How to Smoothly Turn Advertising Systems to Big Data
The role of advertising is growing on a par with the technologies. Big data solutions do not only predict what customers want to hear from advertising but also involve the efficiency of high load systems thus becoming an essential component of a results-oriented advertising system.
Generally, Big Data is data that is too complex to be effectively controlled by standard database solutions currently found in most organizations.
Hence, those companies that will be able to efficiently connect Big Data and marketing will take over the leadership.
How can Big Data boost click-through rates?
Providing the flawless collaboration between all parts of the advertising system is arranged and smooth and stable transition of data is made, the solution chosen will contribute to a click-through rate (CTR), the indicator of a successful advertising campaign.

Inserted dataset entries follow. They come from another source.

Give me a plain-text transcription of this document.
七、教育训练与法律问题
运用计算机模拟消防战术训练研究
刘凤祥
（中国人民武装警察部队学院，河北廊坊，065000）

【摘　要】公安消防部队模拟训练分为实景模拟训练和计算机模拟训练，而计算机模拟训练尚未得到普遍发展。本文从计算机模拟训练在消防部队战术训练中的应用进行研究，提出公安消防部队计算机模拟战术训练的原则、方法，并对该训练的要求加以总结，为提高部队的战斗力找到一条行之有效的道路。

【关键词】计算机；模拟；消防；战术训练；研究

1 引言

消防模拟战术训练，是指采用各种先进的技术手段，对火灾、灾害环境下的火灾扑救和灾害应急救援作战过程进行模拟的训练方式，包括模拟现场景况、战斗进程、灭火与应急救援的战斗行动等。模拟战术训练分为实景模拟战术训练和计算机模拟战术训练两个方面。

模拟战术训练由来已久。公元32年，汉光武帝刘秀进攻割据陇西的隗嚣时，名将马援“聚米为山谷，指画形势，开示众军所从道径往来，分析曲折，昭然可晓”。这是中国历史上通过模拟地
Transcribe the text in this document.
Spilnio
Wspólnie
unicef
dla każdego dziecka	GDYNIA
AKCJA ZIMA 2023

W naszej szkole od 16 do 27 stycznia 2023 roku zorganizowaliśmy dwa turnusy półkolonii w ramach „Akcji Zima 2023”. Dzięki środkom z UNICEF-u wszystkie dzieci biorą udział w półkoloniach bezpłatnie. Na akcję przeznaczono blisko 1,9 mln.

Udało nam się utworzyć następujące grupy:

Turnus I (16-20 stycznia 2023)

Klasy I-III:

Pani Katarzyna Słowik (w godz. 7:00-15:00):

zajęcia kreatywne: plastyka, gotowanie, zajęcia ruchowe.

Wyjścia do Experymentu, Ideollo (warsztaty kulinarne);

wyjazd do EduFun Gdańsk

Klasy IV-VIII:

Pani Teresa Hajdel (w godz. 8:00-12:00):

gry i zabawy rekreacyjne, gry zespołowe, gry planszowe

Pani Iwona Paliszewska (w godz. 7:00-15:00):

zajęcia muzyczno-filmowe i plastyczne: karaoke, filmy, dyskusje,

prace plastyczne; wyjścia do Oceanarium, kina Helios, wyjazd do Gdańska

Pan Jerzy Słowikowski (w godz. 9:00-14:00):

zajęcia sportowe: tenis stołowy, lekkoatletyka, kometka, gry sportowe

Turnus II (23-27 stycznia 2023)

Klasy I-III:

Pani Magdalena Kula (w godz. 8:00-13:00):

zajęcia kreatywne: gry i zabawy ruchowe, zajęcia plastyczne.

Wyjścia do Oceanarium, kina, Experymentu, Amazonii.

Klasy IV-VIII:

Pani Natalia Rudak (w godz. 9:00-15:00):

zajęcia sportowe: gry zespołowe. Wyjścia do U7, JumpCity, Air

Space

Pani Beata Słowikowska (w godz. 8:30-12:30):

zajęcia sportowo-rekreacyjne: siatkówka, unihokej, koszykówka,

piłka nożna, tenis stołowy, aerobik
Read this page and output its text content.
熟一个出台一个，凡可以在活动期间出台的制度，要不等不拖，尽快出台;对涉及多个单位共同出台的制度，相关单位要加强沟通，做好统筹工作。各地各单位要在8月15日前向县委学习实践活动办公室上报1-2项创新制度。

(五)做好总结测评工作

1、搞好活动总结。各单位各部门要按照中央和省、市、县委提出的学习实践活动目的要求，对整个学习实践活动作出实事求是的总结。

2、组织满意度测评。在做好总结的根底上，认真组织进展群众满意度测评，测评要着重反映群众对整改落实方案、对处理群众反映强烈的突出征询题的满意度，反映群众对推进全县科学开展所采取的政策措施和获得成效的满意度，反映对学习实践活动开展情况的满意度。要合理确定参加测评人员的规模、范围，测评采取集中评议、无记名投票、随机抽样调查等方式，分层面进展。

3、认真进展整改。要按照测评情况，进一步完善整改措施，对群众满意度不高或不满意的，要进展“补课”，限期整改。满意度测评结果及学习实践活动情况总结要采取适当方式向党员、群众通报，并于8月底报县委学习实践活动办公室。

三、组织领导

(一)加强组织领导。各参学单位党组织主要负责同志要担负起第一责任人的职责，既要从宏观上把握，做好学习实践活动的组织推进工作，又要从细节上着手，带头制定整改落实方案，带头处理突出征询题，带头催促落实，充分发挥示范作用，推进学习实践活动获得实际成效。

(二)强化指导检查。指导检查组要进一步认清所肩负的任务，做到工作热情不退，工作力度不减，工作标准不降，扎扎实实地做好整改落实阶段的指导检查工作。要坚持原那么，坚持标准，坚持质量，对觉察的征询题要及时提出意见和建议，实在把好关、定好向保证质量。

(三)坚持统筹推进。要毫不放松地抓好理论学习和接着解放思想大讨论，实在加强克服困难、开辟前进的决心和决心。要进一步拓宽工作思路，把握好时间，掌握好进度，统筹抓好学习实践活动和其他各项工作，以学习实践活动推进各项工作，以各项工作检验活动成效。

Targeting the campaign to a certain audience by leveraging the information you have on its interests and preferences is a bottom line of personalization.That’s when digital Big Data is an utterly valuable source of reference.
Name, e-mail, gender, age, location, history of payments, and search stories could be a tiny part of the digital traces available that are stored in a database. Big Data technologies allow analyzing, systematizing, and organizing the information to further use the results for creating prominent advertising algorithms and generating proper personalized advertising content. As a result, every single user gets a personalized message based on its choices, previously visited websites, related searches, etc.
What should be fixed is the establishment of reliable bandwidth from a front-end to a server and from a server to a database. Choosing the right tools will prevent advertising system malfunctions caused by the high load.
Our experience in advertising system design and development
Switching to a system that works under high load, processes thousands of requests per second, and uses Big Data to the maximum will definitely empower an advertising campaign. Among the solutions created by SCAND is a high load advertising system. The customer has come to our company with the aim of building the system that can handle hundreds of millions of user requests per day.
The solution is quite simple and elegant to cope with the task and scalable enough for the future challenges. Currently, the customer is keeping in mind the idea of using big data more often, so this opportunity should have been initially provided in the systems design.
SCAND engineers have come to the following scheme. The front-end cluster with the SSL and balancer is connected to the web servers cluster. Next, we should mention the RDBMS in cluster but in our case the path of data is slightly different.
Firstly, data appears in the Redis In-Memory Cache. Then, it is transmitted to the statistics analyzer before achieving the database. When the database should return data, it guides it through the prefetcher before reaching the Redis, the web server, and finally the front-end.
This scheme allows the customer to get the following benefits:
- The high load solution that is able to remain functional with a large number of queries.
- The data goes through the statistics analyzer that helps gather important advertising stats.
- The solution easily deals with the Big Data collection and analysis.
The last option is fulfilled with the help of Hadoop that adds a new level of analysis to the views and clicks measurements in the structure of the system. So, the whole advertising system can easily be switched to Big Data within a short period of time.
High load testing
The solution has come through field tests. With the average system load of millions of requests per hour, it works stable and doesn’t even reach the peak load.
As the customer has several millions of unique users per month, a real data set needs hundreds of gigabytes of RAM, even in cache, to count user activities.
This is the task for real Big Data we have. The related algorithms are already in development and can be implemented in the shortest term.
The major takeaway from the article is that the transition from the traditional advertising system to Big Data is not so challenging as one can imagine. However, this step requires some preparations at the architecture design and development stages.
The result’s worth it. Big Data for marketing has become the real trend in recent years. It’s hard to imagine accurate targeting without reliable algorithms using Big Data streams. While the fundamentals of advertising remain unchanged, the present concepts, products, and services of the advertising systems should connect sellers with potential buyers in the brand new and data-oriented way.